Y es aquí dónde hay que prestar atención, puesto que esta cuestión va más allá del ámbito de la regulación o no de los grupos de presión. Lo que se ha destapado hasta ahora poco tiene que ver con esta regulación, pero sí mucho con los niveles de corrupción y de tráfico de influencias que operan en Bruselas y que quieren ser aprovechados por autocracias de naturaleza diversa y siempre sin escrúpulos. Autocracias que intentan, como ya advirtió en 2015 un informe publicado por Corporate Europe Observatory, “impulsar su agenda y enmascarar sus antecedentes en materia de derechos humanos” a través de la contratación de empresas de cabildeo en Bruselas. Es decir, contratar servicios para conseguir que la burocracia de Bruselas no prestase atención a todo lo que defiende en el artículo 2 del Tratado de la UE. Con ello han conseguido que las instituciones sean ciegas, sordas y mudas ante lo que sucede más allá de sus fronteras siempre y cuando la contrapartida fuera beneficiosa en términos materiales. Y, por el momento, les ha salido perfecto. Firma de contratos de exportación de gas, organización de mundiales, incluso reconocimiento de soberanía como en el caso de Marruecos son sólo algunos de los más claros ejemplos.
Hay una palabra para este tipo de actuaciones, hipocresía, si bien otros hablaran de dobles (e inevitables) raseros.
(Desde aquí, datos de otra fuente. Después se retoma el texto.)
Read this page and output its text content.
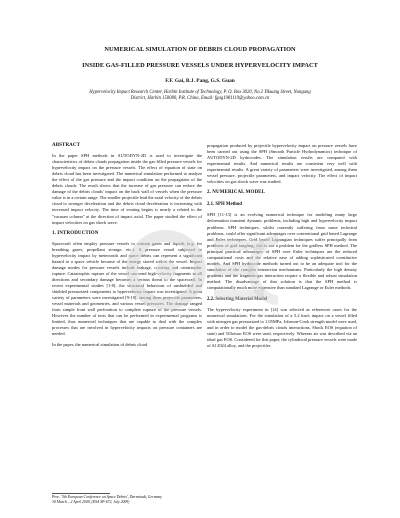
NUMERICAL SIMULATION OF DEBRIS CLOUD PROPAGATION
INSIDE GAS-FILLED PRESSURE VESSELS UNDER HYPERVELOCITY IMPACT
F.F. Gai, B.J. Pang, G.S. Guan
Hypervelocity Impact Research Center, Harbin Institute of Technology, P. O. Box 3020, No.2 Yikuang Street, Nangang
District, Harbin 150080, P.R. China, Email: fgag1981119@yahoo.com.cn
ABSTRACT

In the paper SPH methods in AUTODYN-2D is used to investigate the characteristics of debris clouds propagation inside the gas-filled pressure vessels for hypervelocity impact on the pressure vessels. The effect of equation of state on debris cloud has been investigated. The numerical simulation performed to analyze the effect of the gas pressure and the impact condition on the propagation of the debris clouds. The result shows that the increase of gas pressure can reduce the damage of the debris clouds' impact on the back wall of vessels when the pressure value is in a certain range. The smaller projectile lead the axial velocity of the debris cloud to stronger deceleration and the debris cloud deceleration is increasing with increased impact velocity. The time of venting begins is nearly a related to the "vacuum column" at the direction of impact axial. The paper studied the effect of impact velocities on gas shock wave.

1. INTRODUCTION

Spacecraft often employ pressure vessels to contain gases and liquids (e.g. for breathing gases, propellant storage, etc.). A pressure vessel subjected to hypervelocity impact by meteoroids and space debris can represent a significant hazard to a space vehicle because of the energy stored within the vessel. Impact damage modes for pressure vessels include leakage, cracking and catastrophic rupture. Catastrophic rupture of the vessel can send high-velocity fragments in all directions and secondary damage becomes a serious threat to the spacecraft. In recent experimental studies [1-8], the structural behaviour of unshielded and shielded pressurized components to hypervelocity impact was investigated. A great variety of parameters were investigated [9-10], among them projectile parameters, vessel materials and geometries, and various vessel pressures. The damage ranged from simple front wall perforation to complete rupture of the pressure vessels. However the number of tests that can be performed in experimental programs is limited, thus numerical techniques that are capable to deal with the complex processes that are involved in hypervelocity impacts on pressure containers are needed.

In the paper, the numerical simulation of debris cloud

propagation produced by projectile hypervelocity impact on pressure vessels have been carried out using the SPH (Smooth Particle Hydrodynamics) technique of AUTODYN-2D hydrocodes. The simulation results are compared with experimental results. And numerical results are consistent very well with experimental results. A great variety of parameters were investigated, among them vessel pressure, projectile parameters, and impact velocity. The effect of impact velocities on gas shock wave was studied.

2. NUMERICAL MODEL
2.1. SPH Method

SPH [11-13] is an evolving numerical technique for modeling many large deformation transient dynamic problems, including high and hypervelocity impact problems. SPH techniques, whilst currently suffering from some technical problems, could offer significant advantages over conventional grid based Lagrange and Euler techniques. Grid based Lagrangian techniques suffer principally from problems of grid tangling; this is not a problem for the gridless SPH method. The principal practical advantages of SPH over Euler techniques are the reduced computational costs and the relative ease of adding sophisticated constitutive models. And SPH hydrocode methods turned out to be an adequate tool for the simulation of the complex interaction mechanisms. Particularly the high density gradients and the fragment-gas interaction require a flexible and robust simulation method. The disadvantage of that solution is that the SPH method is computationally much more expensive than standard Lagrange or Euler methods.

2.2. Selecting Material Model

The hypervelocity experiment in [14] was selected as references cases for the numerical simulations. For the simulation of a 5.2 km/s impact on a vessel filled with nitrogen gas pressurized to 1.05MPa, Johnson-Cook strength model were used, and in order to model the gas-debris clouds interactions, Shock EOS (equation of state) and Tillotson EOS were used, respectively. Whereas air was described via an ideal gas EOS. Considered for this paper, the cylindrical pressure vessels were made of Al 2024 alloy, and the projectiles

Proc. '5th European Conference on Space Debris', Darmstadt, Germany
30 March – 2 April 2009, (ESA SP-672, July 2009)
Porque mientras la UE se autodefine como esa isla de valores y derechos a la que todo el mundo, supuestamente, aspira, lo que sucede en la realidad es bien distinto. Nadie puede hacernos creer que los que gobiernan las instituciones desconocieran lo que está sucediendo. Parece mentira que tras lo sucedido con Rusia no se haya extraído ningún aprendizaje.
Lo que se vive en estos días en Bruselas tiene una doble derivada. De un lado, en el plano institucional, pone sobre la mesa la necesidad de cambios en los procesos de rendición de cuentas, algo esencial para conquistar una legitimidad que se pierde por momentos. Por otro, determinar cuáles han de ser las bases sobre las que construir la acción exterior y el lugar de los derechos humanos en la ecuación. No parece demasiado coherente que el discurso sobre Rusia se articule sobre la cuestión de la amenaza de las autocracias y, al mismo tiempo, se esté negociando con regímenes similares con el fin último de obtener algún tipo de beneficio. Por tanto, es imprescindible marcar cuáles son las reglas del juego, sus límites y líneas rojas. Si estas hubieran estado claras seguramente esta crisis no se hubiera producido, o al menos, no de esta forma.